PipelineDP4j is an end-to-end differential privacy solution for JVM that supports various frameworks for distributed data processing such as Apache Beam and Apache Spark (coming soon). It is intended to be usable by all developers, regardless of their differential privacy expertise.
Internally, PipelineDP4j relies on the lower-level building blocks from the differential privacy library and combines them into an "out-of-the-box" solution that takes care of all the steps that are essential to differential privacy, including noise addition, partition selection, and contribution bounding. Thus, rather than using the lower-level differential privacy library, it is recommended to use PipelineDP4j, as it can reduce implementation mistakes.

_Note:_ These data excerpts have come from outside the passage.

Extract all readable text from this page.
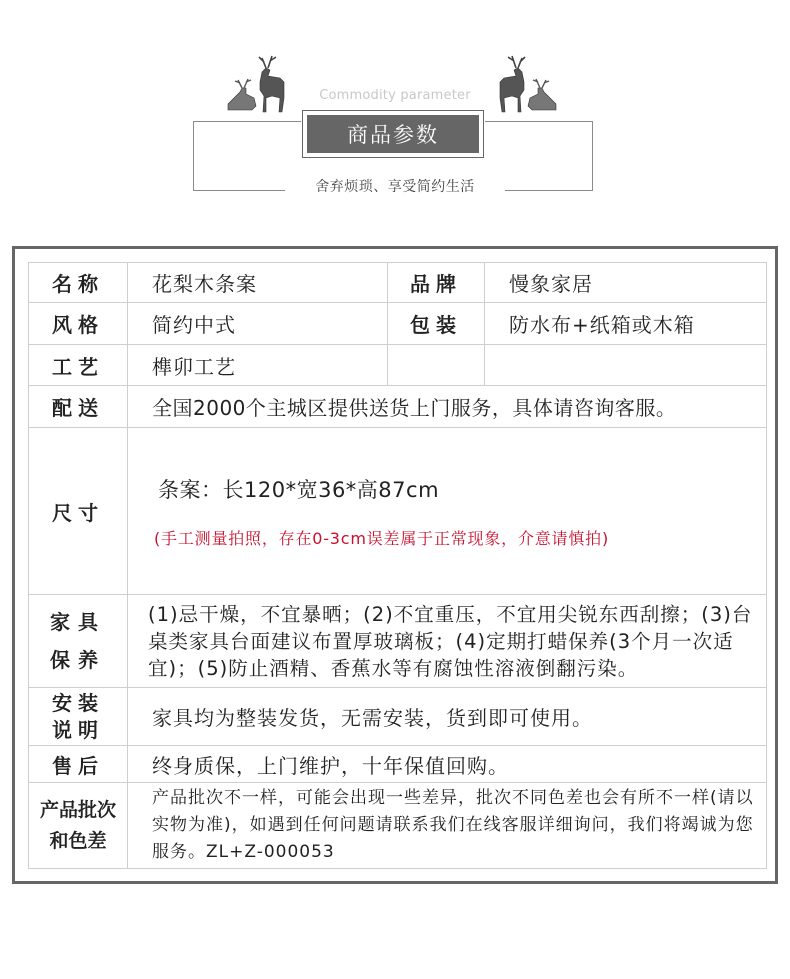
Commodity parameter
商品参数
舍弃烦琐、享受简约生活
名称	花梨木条案	品牌	慢象家居
风格	简约中式	包装	防水布+纸箱或木箱
工艺	榫卯工艺		
配送	全国2000个主城区提供送货上门服务，具体请咨询客服。		
尺寸	条案：长120*宽36*高87cm
(手工测量拍照，存在0-3cm误差属于正常现象，介意请慎拍)		

家具
保养	(1)忌干燥，不宜暴晒；(2)不宜重压，不宜用尖锐东西刮擦；(3)台桌类家具台面建议布置厚玻璃板；(4)定期打蜡保养(3个月一次适宜)；(5)防止酒精、香蕉水等有腐蚀性溶液倒翻污染。		

安装
说明	家具均为整装发货，无需安装，货到即可使用。		
售后	终身质保，上门维护，十年保值回购。		

产品批次
和色差	产品批次不一样，可能会出现一些差异，批次不同色差也会有所不一样(请以实物为准)，如遇到任何问题请联系我们在线客服详细询问，我们将竭诚为您服务。ZL+Z-000053		
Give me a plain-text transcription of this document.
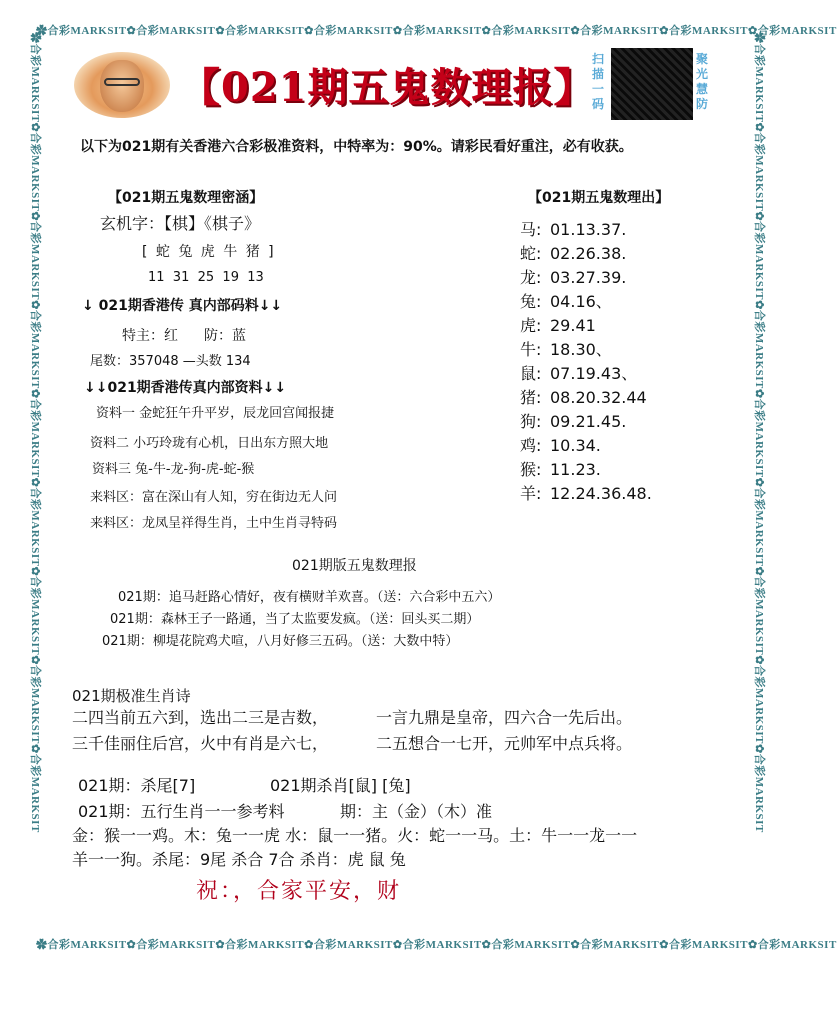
✿合彩MARKSIT✿合彩MARKSIT✿合彩MARKSIT✿合彩MARKSIT✿合彩MARKSIT✿合彩MARKSIT✿合彩MARKSIT✿合彩MARKSIT✿合彩MARKSIT
✿合彩MARKSIT✿合彩MARKSIT✿合彩MARKSIT✿合彩MARKSIT✿合彩MARKSIT✿合彩MARKSIT✿合彩MARKSIT✿合彩MARKSIT✿合彩MARKSIT
✿合彩MARKSIT✿合彩MARKSIT✿合彩MARKSIT✿合彩MARKSIT✿合彩MARKSIT✿合彩MARKSIT✿合彩MARKSIT✿合彩MARKSIT✿合彩MARKSIT	✿合彩MARKSIT✿合彩MARKSIT✿合彩MARKSIT✿合彩MARKSIT✿合彩MARKSIT✿合彩MARKSIT✿合彩MARKSIT✿合彩MARKSIT✿合彩MARKSIT
【021期五鬼数理报】
扫描一码
聚光慧防
以下为021期有关香港六合彩极准资料，中特率为：90%。请彩民看好重注，必有收获。
【021期五鬼数理密涵】
玄机字：【棋】《棋子》
[ 蛇 兔 虎 牛 猪 ]
11  31  25  19  13
↓ 021期香港传 真内部码料↓↓
特主：红 防：蓝
尾数：357048 —头数 134
↓↓021期香港传真内部资料↓↓
资料一 金蛇狂午升平岁，辰龙回宫闻报捷
资料二 小巧玲珑有心机，日出东方照大地
资料三 兔-牛-龙-狗-虎-蛇-猴
来料区：富在深山有人知，穷在街边无人问
来料区：龙凤呈祥得生肖，土中生肖寻特码
【021期五鬼数理出】
马: 01.13.37.
蛇: 02.26.38.
龙: 03.27.39.
兔: 04.16、
虎: 29.41
牛: 18.30、
鼠: 07.19.43、
猪: 08.20.32.44
狗: 09.21.45.
鸡: 10.34.
猴: 11.23.
羊: 12.24.36.48.
021期版五鬼数理报
021期：追马赶路心情好，夜有横财羊欢喜。（送：六合彩中五六）
021期：森林王子一路通，当了太监要发疯。（送：回头买二期）
021期：柳堤花院鸡犬喧，八月好修三五码。（送：大数中特）
021期极准生肖诗
二四当前五六到，选出二三是吉数，	一言九鼎是皇帝，四六合一先后出。
三千佳丽住后宫，火中有肖是六七，	二五想合一七开，元帅军中点兵将。
021期：杀尾[7]	021期杀肖[鼠] [兔]
021期：五行生肖一一参考料	期：主（金）（木）准
金：猴一一鸡。木：兔一一虎 水：鼠一一猪。火：蛇一一马。土：牛一一龙一一
羊一一狗。杀尾：9尾 杀合 7合 杀肖：虎 鼠 兔
祝：，合家平安，财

You can use PipelineDP4j in Java, Kotlin or Scala.
WARNING: Current API version (0.0.1) is experimental and will be changed in 2024 without backward-compatibility. The experimental API won't be supported and maintained after that.
Familiarize yourself with an example. It shows how to compute differentially private statistics on a real dataset using the library.
The public API of the library is located in the API package. You can look at it if you need something beyond the example.
The easiest way to start using the library in your project is to use the dependency from Maven repository. You can find it here. After adding this dependency into your project you can write the same code as in the example above and it will compile.
Please, don't use 0.0.1
version in production code as it is experimental and
its maintenance will be stopped in 2024 with release of the new version.